In The Works – Fireproof Jet Fuel

Researchers at the California Institute of Technology say they have discovered a fuel additive that could reduce the intensity of jet-fuel-fed explosions when airplanes crash. The additive has no adverse affect on fuel performance, according to the team’s preliminary results. The additive, created by a team headed by Julia Kornfield, professor of chemical engineering, is a polymer – a long molecule made up of many repeating subunits.

Researchers at the California Institute of Technology say they have discovered a fuel additive that could reduce the intensity of jet-fuel-fed explosions when airplanes crash. The additive has no adverse affect on fuel performance, according to the team's preliminary results. The additive, created by a team headed by Julia Kornfield, professor of chemical engineering, is a polymer — a long molecule made up of many repeating subunits. The substance has "an unprecedented combination of properties," according to the CalTech news release, that enables it "to control fuel misting, improve the flow of fuel through pipelines, and reduce soot formation." The substance inhibits misting under crash conditions, but permits it during normal fuel-injection operations.

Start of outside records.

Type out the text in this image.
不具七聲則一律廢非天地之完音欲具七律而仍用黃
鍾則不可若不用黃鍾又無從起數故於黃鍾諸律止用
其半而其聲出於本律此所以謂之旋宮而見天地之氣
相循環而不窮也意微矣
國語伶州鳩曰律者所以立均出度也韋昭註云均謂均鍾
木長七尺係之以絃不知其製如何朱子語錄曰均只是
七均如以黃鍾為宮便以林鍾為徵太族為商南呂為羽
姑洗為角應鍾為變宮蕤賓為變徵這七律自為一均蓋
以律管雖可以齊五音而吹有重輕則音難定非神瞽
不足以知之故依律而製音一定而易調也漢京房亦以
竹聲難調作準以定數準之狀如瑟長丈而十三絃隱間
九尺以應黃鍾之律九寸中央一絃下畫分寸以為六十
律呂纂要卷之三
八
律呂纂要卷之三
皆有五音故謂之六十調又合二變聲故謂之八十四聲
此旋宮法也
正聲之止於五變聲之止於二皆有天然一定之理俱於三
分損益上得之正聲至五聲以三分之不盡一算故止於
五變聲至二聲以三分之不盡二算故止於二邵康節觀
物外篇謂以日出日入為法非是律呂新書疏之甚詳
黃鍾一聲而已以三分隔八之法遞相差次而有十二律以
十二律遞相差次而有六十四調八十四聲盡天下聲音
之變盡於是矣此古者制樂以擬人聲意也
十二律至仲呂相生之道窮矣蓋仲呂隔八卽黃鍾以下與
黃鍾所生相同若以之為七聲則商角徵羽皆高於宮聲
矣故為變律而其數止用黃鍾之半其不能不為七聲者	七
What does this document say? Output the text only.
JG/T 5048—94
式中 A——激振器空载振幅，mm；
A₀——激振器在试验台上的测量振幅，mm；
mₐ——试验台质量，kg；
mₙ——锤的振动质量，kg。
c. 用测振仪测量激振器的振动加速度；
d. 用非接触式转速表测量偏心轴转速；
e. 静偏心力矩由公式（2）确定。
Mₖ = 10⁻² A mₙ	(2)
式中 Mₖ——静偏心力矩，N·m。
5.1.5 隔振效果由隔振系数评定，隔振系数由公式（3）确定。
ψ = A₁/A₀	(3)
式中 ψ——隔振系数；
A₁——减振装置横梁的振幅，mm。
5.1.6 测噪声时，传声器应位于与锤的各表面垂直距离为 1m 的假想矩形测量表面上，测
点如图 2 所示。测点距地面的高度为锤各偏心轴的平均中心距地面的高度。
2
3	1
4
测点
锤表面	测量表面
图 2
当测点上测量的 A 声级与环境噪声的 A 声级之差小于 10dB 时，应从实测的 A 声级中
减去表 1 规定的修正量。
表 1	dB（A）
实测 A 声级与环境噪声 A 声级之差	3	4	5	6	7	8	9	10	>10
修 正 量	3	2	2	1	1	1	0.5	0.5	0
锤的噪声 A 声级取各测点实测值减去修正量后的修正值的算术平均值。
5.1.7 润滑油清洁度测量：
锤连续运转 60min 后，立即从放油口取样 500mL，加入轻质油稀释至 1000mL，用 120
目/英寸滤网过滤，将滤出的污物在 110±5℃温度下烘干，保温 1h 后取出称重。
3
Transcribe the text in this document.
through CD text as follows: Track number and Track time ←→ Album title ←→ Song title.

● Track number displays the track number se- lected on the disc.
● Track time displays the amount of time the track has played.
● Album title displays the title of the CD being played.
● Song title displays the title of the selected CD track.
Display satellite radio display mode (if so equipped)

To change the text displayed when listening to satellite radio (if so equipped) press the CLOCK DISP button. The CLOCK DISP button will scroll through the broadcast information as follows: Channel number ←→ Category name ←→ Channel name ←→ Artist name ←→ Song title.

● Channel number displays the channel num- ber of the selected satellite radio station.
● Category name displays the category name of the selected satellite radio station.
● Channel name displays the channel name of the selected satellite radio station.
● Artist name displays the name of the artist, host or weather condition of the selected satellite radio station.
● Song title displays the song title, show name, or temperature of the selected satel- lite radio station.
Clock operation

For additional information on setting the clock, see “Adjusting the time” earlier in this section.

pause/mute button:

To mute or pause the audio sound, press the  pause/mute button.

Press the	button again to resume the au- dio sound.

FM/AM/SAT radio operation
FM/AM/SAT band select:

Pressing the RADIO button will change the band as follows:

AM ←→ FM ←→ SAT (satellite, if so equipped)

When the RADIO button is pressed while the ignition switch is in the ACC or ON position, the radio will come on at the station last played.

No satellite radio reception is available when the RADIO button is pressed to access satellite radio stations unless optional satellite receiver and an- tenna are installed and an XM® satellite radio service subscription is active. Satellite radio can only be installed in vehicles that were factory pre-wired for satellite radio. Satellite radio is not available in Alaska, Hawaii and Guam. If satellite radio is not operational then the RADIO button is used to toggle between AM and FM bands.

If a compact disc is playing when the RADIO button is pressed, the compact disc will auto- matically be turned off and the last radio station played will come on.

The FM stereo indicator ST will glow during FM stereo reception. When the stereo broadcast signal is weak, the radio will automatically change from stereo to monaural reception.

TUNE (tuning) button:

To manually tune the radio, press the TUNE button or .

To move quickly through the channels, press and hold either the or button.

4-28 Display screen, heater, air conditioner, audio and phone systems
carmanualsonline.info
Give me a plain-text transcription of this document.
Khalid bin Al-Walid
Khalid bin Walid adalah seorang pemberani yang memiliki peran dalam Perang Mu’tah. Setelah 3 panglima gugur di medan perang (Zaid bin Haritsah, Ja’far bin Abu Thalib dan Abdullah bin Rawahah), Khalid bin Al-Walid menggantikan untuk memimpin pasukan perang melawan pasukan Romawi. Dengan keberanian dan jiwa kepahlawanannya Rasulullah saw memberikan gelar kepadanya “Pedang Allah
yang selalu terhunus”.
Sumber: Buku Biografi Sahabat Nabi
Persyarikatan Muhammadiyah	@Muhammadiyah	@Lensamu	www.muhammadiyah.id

Tests with similar substances have been tried in the past, with mixed results. This time, it was the "integration of science and engineering [that] was the key to success," according to CalTech. Collaborators on the research team included Simon Jones, an industrial chemist now at JPL, and Ming-Hsin "Jeremy" Wei, a recent CalTech graduate, who worked with chemistry professor Robert Grubbs — winner of the 2005 Nobel Prize in Chemistry — to develop a method to precisely control the structure of the polymer. Wei says he is ready to move ahead with finding a way to produce mass quantities of the substance. "My goal is to develop a reactor that will continuously produce the polymer," he said, "and I plan to achieve it less than a year from now." The work was published in the Oct. 2 issue of the journal Science.